Previously I was using PyTorch to split my dataset and train my classifier, but now I want to use Sci-Kit learn to train my SVM model. For that reason, I need to split my dataset into train and test set. Now, Sci-Kit learn uses this xtrain, xtest, ytrain, ytest = X, y, test_size=0.3, random_state=42)
to split.

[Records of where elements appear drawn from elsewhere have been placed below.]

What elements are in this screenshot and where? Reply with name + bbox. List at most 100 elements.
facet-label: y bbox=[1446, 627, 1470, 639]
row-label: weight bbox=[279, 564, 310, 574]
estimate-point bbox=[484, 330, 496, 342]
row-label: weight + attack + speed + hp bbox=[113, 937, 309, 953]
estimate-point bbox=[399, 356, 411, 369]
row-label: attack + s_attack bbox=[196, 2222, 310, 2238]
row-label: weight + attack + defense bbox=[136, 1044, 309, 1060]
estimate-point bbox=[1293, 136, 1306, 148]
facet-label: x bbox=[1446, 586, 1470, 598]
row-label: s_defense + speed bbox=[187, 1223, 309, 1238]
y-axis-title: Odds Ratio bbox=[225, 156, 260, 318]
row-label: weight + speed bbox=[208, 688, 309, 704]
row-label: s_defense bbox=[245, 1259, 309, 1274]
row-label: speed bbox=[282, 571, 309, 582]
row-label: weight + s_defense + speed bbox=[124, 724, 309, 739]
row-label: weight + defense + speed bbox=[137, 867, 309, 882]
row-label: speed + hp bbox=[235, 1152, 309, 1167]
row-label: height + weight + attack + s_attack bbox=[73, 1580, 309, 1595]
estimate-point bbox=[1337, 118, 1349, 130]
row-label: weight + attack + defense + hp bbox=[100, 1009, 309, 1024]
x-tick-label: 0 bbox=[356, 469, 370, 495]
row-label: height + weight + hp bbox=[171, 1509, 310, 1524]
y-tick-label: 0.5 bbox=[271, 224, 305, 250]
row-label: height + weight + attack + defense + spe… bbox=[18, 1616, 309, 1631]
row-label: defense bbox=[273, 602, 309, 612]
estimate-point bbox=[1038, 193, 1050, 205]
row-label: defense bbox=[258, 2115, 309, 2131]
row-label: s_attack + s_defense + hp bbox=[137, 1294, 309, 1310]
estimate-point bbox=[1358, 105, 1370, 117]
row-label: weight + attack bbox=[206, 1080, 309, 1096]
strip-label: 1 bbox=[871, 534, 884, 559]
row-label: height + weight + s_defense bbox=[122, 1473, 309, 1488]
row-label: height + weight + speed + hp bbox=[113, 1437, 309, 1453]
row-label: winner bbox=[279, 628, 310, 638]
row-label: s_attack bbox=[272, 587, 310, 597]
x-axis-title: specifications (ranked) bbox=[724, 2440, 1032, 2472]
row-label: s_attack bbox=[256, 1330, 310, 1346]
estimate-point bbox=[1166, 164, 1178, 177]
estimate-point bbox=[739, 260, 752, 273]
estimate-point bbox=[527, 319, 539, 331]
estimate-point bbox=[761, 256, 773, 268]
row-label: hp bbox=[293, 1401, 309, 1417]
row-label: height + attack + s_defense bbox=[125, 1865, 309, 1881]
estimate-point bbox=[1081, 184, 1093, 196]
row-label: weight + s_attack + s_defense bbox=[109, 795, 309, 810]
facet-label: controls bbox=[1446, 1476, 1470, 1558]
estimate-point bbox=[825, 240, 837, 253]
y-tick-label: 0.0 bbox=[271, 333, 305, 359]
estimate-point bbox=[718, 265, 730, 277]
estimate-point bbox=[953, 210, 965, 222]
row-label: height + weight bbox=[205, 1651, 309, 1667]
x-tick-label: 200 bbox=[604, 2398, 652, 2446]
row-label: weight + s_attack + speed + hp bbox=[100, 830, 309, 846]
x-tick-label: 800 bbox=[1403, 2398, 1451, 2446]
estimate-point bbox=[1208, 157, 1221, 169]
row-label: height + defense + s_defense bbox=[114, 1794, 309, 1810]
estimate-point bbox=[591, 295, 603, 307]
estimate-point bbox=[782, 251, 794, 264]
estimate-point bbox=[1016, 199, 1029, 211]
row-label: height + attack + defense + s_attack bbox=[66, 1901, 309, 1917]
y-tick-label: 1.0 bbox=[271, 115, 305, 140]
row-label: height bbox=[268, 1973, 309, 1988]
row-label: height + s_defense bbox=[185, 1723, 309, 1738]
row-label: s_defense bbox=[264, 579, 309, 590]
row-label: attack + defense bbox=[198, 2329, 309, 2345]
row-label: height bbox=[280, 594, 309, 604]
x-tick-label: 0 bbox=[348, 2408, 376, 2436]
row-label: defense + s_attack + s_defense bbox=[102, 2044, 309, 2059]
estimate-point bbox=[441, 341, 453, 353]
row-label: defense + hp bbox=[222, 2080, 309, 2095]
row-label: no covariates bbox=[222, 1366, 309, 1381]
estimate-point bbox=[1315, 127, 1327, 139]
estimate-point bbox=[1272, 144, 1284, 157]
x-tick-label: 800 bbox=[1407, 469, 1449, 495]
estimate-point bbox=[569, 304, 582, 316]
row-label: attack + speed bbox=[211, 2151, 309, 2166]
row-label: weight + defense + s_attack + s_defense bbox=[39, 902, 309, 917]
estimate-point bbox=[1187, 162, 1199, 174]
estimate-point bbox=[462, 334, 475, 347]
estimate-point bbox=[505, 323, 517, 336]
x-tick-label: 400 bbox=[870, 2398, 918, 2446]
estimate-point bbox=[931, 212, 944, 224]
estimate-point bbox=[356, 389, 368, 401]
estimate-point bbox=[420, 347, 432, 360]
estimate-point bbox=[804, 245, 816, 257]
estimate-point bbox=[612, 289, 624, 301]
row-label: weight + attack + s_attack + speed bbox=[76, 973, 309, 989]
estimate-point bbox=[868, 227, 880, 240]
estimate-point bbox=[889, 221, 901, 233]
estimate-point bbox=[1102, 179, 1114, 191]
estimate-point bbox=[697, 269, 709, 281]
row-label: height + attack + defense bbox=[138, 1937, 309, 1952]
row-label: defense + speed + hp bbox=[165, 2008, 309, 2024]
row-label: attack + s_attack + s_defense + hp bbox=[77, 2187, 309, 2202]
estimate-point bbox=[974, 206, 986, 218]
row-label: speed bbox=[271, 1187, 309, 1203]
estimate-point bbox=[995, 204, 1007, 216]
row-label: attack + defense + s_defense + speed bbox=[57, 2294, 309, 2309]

I am using this to split my data -
from google.colab import drive
drive.mount('/content/drive')
data = "/content/drive/My Drive/AMD_new"
train_data = datasets.ImageFolder(data+"/train", transform=transform_train)
test_data = datasets.ImageFolder(data+"/val", transform = transform_test)
#n_classes = test_data.shape[1]
n_classes = len(test_data.classes)
print(n_classes)
batch_size = 32
dataloader_train = torch.utils.data.DataLoader(train_data, batch_size, shuffle=True, num_workers=2)
dataloader_test = torch.utils.data.DataLoader(test_data, batch_size, num_workers=2)
These are 4 folders, labeled, along with images, that are uploaded into Google Drive and I am doing it from Google colab. Can anyone please tell me that how can I split the data into xtrain, xtest and ytrain and so on. Should I connect xtest with my valid folder? and xtrain with my train folder? Then what about ytrain and ytest? I am confused a little bit. Please help me to solve this. Thanks.